Conclusion
It is feasible to generate DCs from the PBMCs and isolate ALDH(high) CSCs from cultured tumor cells of the patients with HNSCC to prepare CSC-DC vaccines that can induce anti-HNSCC CSC cellular and humoral immunity, indicating its potential clinical application to treat patients with HNSCC.
Methods
We generated CSC-loaded dendritic cells (DCs) to sensitize autologous peripheral blood T, B lymphocytes to react with CSCs using human HNSCC samples in vitro.
Results
From peripheral blood collected from patients with HNSCC, we obtained PBMCs.

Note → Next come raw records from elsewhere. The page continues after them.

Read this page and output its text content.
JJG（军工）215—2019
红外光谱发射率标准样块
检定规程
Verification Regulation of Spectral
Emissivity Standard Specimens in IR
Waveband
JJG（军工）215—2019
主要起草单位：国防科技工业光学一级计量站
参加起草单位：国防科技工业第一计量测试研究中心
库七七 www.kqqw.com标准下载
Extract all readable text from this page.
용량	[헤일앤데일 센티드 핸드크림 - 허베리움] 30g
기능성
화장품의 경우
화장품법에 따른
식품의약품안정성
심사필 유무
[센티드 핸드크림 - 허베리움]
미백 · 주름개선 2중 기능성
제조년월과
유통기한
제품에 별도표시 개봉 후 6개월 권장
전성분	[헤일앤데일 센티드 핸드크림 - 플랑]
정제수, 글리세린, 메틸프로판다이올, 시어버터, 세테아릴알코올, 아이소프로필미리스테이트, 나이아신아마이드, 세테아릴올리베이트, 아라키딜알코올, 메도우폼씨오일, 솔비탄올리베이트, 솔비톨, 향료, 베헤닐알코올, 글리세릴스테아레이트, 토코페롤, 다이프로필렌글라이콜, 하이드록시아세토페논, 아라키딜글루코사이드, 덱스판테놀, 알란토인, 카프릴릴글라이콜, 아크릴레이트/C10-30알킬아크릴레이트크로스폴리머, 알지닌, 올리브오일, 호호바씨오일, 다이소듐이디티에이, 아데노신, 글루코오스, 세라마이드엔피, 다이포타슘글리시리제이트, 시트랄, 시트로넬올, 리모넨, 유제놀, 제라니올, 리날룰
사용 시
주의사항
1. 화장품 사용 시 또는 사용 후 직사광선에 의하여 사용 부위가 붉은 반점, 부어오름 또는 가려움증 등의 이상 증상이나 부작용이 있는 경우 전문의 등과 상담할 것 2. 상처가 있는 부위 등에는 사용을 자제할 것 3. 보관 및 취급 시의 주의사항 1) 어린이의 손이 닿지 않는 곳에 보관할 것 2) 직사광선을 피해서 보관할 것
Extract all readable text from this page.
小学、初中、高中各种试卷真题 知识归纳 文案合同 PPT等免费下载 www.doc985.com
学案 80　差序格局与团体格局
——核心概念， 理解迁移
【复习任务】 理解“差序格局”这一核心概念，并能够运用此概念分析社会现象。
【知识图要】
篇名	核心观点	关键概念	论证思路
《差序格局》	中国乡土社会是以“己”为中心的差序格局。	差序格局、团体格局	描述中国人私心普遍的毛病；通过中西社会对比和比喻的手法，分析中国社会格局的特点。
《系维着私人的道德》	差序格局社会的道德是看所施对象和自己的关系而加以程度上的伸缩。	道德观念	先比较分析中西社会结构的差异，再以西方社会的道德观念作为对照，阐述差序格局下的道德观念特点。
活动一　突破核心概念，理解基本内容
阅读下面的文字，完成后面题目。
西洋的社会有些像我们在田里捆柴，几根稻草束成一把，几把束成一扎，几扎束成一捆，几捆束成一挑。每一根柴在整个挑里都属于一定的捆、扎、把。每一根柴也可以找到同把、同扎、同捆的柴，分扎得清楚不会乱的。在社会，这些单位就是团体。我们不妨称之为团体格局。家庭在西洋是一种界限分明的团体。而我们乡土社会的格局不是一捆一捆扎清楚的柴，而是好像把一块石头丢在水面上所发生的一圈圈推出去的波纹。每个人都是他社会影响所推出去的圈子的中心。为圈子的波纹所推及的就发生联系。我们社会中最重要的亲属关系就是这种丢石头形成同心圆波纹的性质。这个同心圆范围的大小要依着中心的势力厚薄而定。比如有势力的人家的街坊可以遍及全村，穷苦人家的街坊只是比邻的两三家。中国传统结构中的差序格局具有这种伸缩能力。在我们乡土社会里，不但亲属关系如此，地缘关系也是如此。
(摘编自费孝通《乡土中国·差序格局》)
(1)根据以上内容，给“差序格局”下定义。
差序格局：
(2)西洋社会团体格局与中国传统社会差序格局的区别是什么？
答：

DCs generated from the PBMC and pulsed with the lysate of ALDH(high) cells isolated from cultured HNSCC cells (CSC-DC) could sensitize autologous T, B lymphocytes in vitro, which was evident by cytokine production, CTL activity, and antibody secretion of these primed T, B cells in response to ALDH(high) CSCs. In contrast, DCs pulsed with lysate of ALDH(low) cells (ALDH(low)-DC) resulted in limited sensitization/priming of autologous T, B lymphocytes to produce IFNγ, GM-CSF; lyse CSCs, and secrete IgM and IgG in response to ALDH(high) CSCs. These results demonstrated significant differences in the antigenicity/immunogenicity between ALDH(high) CSCs vs. ALDH(low) cells isolated from the tumor specimen of patients with HNSCC, which indicates the existence of unique CSC antigens in the ALDH(high) population.